Anyone who is so narrow minded and insecure that they have to "express their manhood" through being a dick to their significant other is not worth listening to. Despite your misinterpretation of what I was saying, she does not pick who I may or may not be friends with. She has had concerns with six of my ex friends. Out of the dozens of people who I consider close friends, many of whom are women, six isn't all that much, and it turns out she was right on several who were only out for their own best interest which is a euphamism for someone who only uses someone else and has no real concern for them. Who wants a friend (or as you spell it, freind) like that in the first place? So I had two choices. I could have, as you put it, grown a pair, and told my wife to (*)(*)(*)(*) off because I am going to be friends with whomever I want to be friends with and jeopardize a relationship I treasure beyond belief (something I doubt you would understand, much less experience due to your overwhelming concern for your ball size), or I could listen to my wife, discuss her concerns, and then make a rational decision. To date, my wife's reasoning has made sense and I followed her advice. If she asked me to not be friends with someone and didn't have sufficient reason to terminate the friendship, then I would inform her of that fact. That is the way I handle it. It works for me. I've never claimed it would work for everyone. In fact, I've stated that everyone is different and my advice isn't for everyone. Someone asked for advice, so I gave advice based on my experiences. It is up to them to take it or leave it. So, instead of taking your "advice" to grow a pair and be a dick, why don't you accept some constructive criticism and just grow up. Not all men are capable of making that last step. When you do, maybe then you will understand what I am talking about and be ashamed at the way you use to act.
As I said. It doesn't matter what the intentions of the other women are. It takes two to tango. This boils down to an inherent distrust in you. This is a problem. This will continue to rear its ugly head. As inelegant and misplaced as jacks statement is... it is correct. It means she does not feel comfortable ALLOWING you to be in the presence of women who she thinks might want you in some way. This means, at the end of the day, that YOU are not trustworthy. The end.

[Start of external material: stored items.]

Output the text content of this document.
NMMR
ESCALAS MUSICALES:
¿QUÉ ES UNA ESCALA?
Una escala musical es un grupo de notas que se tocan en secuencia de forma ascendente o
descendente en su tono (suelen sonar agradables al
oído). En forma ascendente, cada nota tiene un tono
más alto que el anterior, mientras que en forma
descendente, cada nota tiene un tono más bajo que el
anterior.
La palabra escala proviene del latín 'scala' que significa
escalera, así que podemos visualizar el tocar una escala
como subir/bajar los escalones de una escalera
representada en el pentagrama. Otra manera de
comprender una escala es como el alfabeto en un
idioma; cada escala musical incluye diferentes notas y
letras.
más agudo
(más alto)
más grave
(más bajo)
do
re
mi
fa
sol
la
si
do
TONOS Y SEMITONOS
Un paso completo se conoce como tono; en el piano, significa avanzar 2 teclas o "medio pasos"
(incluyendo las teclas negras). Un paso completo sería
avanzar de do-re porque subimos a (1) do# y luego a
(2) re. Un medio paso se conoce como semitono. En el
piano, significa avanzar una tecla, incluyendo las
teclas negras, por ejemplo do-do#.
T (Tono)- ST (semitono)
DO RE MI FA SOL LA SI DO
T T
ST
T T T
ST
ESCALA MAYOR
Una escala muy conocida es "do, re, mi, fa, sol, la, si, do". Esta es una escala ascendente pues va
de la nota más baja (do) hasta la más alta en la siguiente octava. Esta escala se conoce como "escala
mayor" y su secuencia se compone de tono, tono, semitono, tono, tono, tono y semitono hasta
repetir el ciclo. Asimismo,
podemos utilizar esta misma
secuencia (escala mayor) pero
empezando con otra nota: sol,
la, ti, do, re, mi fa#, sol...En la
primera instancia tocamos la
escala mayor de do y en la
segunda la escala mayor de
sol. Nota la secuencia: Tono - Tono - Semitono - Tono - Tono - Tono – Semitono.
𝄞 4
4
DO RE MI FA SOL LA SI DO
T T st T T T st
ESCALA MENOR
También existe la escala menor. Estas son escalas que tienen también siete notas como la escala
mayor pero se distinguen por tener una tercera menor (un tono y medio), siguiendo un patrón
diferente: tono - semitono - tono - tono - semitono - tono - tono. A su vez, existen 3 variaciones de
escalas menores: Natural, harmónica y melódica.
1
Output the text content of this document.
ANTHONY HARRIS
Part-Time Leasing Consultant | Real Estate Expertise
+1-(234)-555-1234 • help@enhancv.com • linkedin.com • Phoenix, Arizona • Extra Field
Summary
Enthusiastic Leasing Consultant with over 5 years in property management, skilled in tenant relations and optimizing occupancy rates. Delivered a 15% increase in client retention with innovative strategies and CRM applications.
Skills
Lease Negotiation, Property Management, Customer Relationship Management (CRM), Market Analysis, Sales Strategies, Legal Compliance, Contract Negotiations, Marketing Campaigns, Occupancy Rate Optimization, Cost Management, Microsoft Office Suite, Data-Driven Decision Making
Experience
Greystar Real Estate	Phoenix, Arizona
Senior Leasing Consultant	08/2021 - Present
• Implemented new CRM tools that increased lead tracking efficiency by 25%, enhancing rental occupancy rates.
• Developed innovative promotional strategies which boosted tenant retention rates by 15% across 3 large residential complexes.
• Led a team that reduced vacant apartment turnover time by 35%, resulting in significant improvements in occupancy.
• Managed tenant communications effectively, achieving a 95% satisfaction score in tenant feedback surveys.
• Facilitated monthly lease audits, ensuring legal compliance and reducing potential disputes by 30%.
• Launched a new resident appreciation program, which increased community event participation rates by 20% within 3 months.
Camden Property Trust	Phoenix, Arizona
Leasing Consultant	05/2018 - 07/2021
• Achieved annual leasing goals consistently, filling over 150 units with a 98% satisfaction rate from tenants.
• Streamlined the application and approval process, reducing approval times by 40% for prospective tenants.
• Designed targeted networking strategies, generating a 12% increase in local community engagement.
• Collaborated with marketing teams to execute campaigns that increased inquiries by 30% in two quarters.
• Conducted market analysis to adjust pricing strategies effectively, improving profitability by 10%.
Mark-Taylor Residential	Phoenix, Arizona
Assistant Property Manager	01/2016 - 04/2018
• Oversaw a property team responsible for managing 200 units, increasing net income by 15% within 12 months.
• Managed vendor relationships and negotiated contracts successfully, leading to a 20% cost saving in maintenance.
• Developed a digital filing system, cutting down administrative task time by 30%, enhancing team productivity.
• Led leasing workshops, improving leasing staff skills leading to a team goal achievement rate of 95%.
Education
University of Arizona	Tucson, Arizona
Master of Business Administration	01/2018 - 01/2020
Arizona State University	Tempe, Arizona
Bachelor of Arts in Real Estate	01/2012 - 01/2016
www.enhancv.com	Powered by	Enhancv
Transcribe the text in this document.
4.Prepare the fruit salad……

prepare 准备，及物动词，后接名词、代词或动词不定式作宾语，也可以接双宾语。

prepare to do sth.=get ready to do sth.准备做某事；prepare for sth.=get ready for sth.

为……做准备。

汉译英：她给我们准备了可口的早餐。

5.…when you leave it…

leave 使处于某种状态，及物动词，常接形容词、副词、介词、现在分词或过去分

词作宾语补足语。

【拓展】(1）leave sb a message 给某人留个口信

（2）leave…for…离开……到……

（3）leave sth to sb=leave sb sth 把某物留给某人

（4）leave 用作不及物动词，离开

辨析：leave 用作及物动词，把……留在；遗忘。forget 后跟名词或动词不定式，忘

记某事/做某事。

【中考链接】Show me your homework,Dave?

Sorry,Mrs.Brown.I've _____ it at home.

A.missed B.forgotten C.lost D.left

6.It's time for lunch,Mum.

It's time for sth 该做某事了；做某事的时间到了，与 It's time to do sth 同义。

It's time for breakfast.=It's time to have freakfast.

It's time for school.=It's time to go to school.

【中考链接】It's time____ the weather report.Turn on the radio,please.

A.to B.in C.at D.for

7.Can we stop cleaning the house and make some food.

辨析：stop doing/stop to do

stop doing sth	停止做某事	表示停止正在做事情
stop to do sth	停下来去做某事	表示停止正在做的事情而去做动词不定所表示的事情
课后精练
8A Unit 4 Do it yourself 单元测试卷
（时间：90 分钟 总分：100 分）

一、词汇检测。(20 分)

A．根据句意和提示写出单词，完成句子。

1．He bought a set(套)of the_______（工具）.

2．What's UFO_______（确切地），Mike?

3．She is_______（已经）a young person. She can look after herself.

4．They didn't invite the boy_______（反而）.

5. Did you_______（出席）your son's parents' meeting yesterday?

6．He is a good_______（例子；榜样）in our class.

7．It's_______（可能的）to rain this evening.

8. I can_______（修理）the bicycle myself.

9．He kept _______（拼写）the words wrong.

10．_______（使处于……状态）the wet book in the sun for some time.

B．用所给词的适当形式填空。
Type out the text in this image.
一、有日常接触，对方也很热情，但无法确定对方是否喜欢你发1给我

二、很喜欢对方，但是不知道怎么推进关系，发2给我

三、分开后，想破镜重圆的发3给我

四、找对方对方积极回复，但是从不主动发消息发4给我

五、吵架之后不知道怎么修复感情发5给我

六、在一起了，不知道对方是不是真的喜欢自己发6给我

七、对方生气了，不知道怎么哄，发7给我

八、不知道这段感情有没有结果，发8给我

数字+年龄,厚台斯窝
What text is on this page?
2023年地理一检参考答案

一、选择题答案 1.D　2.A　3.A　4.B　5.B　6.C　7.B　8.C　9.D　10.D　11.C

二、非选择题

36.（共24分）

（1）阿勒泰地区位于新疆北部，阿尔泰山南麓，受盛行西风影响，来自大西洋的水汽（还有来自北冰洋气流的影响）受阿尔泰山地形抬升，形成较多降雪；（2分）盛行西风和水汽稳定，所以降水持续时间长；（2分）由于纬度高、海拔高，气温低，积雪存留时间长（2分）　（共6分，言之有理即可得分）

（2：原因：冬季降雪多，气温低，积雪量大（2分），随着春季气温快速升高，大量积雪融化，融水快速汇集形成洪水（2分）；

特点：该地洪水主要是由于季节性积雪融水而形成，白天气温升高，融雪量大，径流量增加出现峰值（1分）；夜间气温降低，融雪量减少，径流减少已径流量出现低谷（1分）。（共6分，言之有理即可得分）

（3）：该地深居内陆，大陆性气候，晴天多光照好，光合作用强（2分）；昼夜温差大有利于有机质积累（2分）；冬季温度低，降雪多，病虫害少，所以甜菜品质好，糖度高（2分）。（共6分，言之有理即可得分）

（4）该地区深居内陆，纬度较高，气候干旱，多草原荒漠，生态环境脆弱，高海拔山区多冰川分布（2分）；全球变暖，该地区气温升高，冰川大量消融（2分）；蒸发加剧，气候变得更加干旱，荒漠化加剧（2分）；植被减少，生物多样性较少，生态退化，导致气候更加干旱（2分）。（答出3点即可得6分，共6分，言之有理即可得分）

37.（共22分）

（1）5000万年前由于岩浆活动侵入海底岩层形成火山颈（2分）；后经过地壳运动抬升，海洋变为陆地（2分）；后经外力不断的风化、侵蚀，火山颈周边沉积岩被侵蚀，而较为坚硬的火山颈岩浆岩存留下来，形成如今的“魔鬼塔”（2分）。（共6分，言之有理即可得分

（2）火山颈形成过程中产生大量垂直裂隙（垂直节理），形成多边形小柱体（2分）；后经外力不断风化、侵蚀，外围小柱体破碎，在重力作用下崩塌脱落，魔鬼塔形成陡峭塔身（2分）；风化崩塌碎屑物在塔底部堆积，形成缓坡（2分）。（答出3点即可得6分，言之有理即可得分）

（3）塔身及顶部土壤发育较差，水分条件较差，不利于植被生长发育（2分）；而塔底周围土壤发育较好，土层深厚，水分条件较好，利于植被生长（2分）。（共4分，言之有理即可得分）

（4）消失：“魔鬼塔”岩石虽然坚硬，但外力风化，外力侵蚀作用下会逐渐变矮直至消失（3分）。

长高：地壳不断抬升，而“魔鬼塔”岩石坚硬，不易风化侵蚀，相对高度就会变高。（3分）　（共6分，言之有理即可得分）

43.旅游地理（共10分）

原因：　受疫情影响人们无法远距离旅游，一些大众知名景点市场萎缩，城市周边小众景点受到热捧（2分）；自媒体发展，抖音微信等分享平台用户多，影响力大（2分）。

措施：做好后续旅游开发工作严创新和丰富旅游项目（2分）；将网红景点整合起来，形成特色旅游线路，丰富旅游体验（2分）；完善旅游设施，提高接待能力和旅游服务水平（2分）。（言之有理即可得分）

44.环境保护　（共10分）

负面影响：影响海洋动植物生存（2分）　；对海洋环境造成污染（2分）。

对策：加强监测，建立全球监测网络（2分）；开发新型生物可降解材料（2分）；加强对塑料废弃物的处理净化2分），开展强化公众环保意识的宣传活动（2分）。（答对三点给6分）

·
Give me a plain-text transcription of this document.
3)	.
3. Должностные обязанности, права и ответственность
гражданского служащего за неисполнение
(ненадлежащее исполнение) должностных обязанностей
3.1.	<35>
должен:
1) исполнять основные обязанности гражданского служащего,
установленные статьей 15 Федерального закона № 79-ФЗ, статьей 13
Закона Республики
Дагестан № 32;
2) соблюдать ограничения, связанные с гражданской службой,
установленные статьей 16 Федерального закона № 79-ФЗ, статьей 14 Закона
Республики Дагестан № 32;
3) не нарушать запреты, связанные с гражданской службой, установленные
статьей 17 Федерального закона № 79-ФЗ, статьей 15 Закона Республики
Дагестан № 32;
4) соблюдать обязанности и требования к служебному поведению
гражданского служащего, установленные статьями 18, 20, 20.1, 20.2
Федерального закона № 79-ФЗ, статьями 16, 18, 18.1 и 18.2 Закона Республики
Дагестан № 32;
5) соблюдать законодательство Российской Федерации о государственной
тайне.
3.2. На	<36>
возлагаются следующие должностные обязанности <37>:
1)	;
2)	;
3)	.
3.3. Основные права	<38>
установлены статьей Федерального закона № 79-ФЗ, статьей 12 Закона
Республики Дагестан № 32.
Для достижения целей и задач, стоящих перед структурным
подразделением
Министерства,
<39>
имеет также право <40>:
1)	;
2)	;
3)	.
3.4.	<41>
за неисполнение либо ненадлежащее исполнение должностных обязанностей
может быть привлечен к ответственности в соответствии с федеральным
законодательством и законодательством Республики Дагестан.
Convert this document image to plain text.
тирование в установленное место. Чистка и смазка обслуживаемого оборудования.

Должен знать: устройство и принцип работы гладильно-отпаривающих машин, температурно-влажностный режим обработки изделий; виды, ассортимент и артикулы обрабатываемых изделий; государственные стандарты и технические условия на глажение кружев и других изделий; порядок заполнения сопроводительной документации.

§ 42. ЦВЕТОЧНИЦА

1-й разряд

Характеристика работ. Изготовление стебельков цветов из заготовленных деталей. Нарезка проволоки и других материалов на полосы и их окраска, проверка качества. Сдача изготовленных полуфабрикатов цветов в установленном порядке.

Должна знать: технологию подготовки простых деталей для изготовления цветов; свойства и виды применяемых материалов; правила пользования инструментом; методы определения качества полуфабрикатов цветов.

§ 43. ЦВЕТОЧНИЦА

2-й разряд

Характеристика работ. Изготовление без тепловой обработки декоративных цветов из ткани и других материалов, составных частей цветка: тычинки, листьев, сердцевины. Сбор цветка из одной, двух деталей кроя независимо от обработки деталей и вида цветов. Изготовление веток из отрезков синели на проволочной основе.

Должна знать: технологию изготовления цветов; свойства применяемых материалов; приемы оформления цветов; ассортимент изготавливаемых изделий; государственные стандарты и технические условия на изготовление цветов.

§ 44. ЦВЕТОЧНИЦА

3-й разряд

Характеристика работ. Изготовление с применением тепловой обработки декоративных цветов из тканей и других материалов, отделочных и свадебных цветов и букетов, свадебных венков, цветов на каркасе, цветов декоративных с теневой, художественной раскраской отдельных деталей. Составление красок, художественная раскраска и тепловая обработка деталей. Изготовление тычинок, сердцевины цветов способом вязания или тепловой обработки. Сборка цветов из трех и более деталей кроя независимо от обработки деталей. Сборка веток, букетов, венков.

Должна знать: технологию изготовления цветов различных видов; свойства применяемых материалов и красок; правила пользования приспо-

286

Then you are just as wrong as he is. She isn't worried about me cheating. For the most part she is worried about others taking advantage of my good nature. Likewise, I wouldn't want her to be friends with someone who was constantly taking advantage of her. Oh wait. I have been. In fact she stopped being friends with her. Had nothing to do with trusting her. Let's look at this from the reverse perspective, especially since there seems to be a testosterone overload with the two of you. If you have a significant other whom you trusted implicitly, would you like other people hitting on her, using her, or in any other way taking advantage of her? Most guys I know wouldn't like their significant other to be in that position, and would probably take steps to prevent them from being in that position. Do you still insist it is all about distrust of your significant other? Are you really that narrow minded? Seriously. As for "this will continue to rear its ugly head", it hasn't, so you're wrong there as well. That is what happens when you try to pretend you actually understand the situation and can safely stereotype every situation into your preconceived notion of how it must be. Could you be right in other situations? Absolutely! Are your observations all encompassing like you're pretending they are? Not even close. The end?